Look also at its relationship to civilization and citizenship, and its effects upon theme. "War and civilization," said one of the great English ministers, "are contradictory terms, even as Christ and Mars." Particularly damaging is the effect of war upon citizens. For does it not blunt the sensibilities, harden the heart, inflame the mind with passions, and deaden the consciences of men? Said the same great English preacher, "The sword that smites the enemy abroad, also lays bare the primeval savage within the citizen at home." And again, "War is not so horrible in that it drains the dearest veins of the foe, but in that it drains our own hearts of the yet more precious elements of pity, mercy, generosity, which are the lifeblood of the soul."

What now must be our conclusion about war? Had we ten thousand voices, surely every one would be in honor bound to declare war an immorality. Every incident of war declares it such. Every result of battle hands down the same decree. In the words of a famous Russian battle painter, we too may define war as "the antithesis of all morality."

This clear idea of the real inner nature of war ought surely to enable us to find our ground of attack. Since war is sin and war is crime, the conclusion which we draw is, that if it is possible ever to abolish war, man's conscience, his sense of right and wrong, is the only force powerful enough to accomplish the result.

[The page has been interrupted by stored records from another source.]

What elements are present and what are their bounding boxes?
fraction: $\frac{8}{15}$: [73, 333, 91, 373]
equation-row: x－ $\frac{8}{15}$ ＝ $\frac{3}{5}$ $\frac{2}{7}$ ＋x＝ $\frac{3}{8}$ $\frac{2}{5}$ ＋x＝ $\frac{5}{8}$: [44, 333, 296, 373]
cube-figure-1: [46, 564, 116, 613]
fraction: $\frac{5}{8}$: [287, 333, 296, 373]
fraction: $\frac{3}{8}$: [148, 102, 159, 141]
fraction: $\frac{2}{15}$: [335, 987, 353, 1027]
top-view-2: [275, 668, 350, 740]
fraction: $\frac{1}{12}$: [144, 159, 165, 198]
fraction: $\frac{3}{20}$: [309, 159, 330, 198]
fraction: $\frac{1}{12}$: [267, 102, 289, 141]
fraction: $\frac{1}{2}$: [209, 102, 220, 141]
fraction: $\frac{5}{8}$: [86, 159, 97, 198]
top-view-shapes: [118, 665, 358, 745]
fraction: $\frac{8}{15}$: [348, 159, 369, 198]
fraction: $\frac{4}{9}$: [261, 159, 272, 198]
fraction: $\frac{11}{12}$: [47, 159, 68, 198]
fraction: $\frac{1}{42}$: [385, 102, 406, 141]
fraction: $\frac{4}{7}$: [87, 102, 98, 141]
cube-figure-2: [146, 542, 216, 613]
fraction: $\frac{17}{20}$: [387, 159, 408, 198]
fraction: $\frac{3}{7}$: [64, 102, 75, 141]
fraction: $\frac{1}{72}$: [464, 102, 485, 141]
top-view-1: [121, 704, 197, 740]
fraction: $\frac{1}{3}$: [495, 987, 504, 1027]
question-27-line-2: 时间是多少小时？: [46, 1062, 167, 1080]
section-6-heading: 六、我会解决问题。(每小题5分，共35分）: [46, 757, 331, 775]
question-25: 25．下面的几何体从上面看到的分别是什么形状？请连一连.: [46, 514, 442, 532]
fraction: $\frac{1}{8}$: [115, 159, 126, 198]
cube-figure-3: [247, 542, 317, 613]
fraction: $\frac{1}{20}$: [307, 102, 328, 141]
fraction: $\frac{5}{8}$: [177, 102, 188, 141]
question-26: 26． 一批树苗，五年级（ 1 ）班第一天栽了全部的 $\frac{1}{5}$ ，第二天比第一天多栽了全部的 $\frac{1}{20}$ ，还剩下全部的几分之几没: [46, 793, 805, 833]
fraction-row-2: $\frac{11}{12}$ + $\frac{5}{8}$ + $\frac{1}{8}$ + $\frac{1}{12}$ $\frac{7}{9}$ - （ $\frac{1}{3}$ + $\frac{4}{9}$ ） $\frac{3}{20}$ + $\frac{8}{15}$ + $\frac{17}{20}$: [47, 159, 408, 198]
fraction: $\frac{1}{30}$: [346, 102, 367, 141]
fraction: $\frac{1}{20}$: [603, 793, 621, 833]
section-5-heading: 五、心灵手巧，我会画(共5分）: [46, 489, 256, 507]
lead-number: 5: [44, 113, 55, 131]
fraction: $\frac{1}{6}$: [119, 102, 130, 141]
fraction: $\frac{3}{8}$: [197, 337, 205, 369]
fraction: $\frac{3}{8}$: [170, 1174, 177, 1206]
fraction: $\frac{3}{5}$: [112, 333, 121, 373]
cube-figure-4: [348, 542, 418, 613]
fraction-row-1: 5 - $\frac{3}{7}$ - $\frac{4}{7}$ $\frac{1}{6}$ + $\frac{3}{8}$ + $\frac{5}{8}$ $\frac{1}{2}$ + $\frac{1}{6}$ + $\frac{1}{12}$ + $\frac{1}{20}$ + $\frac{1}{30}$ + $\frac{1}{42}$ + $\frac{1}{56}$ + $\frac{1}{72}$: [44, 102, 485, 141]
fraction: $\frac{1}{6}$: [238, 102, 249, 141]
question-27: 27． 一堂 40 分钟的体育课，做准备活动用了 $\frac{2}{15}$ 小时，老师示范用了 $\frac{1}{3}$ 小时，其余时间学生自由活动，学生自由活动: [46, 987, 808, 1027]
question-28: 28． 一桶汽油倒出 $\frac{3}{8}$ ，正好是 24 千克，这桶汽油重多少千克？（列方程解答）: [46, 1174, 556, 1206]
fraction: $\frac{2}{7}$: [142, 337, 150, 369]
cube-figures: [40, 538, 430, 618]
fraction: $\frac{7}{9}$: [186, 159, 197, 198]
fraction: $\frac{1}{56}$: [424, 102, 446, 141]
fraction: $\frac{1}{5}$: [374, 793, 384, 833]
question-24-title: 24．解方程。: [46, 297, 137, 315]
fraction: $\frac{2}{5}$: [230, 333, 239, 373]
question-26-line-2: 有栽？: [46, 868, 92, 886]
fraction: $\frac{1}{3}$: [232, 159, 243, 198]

The great searchlight of morality must be turned on war—a searchlight which is always bright and strong and which never has failed to reveal the truth. To turn this on full and strong means to awaken the consciences of men. It must be an individual proposition—not simply the developed consciences of a few leaders who may be submerged by the war spirit of the masses, but there must be developed consciences of all the people individually. All our arbitration treaties and the actual settlement of disputes by arbitration are of great value and should be pressed as far as possible; but are these sufficient forces to develop the consciences of men against war as an immorality and a sin? What are the forces that have always come to our support against an immorality and a sin?

How about our churches? Have they been doing their duty? Have they made it clear that war is sin and war is crime? Has not the Church been too easy? Has its voice sounded clear and strong on this world-evil? Surely a duty rests upon the ministry to be insistent in its characterization of war. What peace-advocates must do is to urge this upon the Church and bring it to a realization of its duty. Church members know the character of war and simply need to have the matter brought home to their hearts.

What about our schools,—not simply the colleges and universities, but all the schools,—which offer fertile ground to sow the seeds of peace? Thus far in the history of our schools too much emphasis has been laid upon military history, etc. Dates and events of national wars have been thoroughly drilled into students, and the glory and blaze of war brought out. We have actually made it a glory and a virtue. One of the most encouraging signs of the times, however, is the fact that many of our text-books are dropping out the prolonged study of wars and centering more on the peaceful pursuits of the nation and the commercial relations with foreign powers. How about direct peace teaching in the lower schools? How much of it do we include in the work? None at all. Many are the speakers who address the schools on war reminiscences, but few indeed are the appeals made for peace. Not until this movement is strongly emphasized in our schools from the very beginning can we hope completely to drive out the war spirit; for time is required to develop in the individual conscience a full realization of the real nature of war, and such development should begin with the plastic period of youth.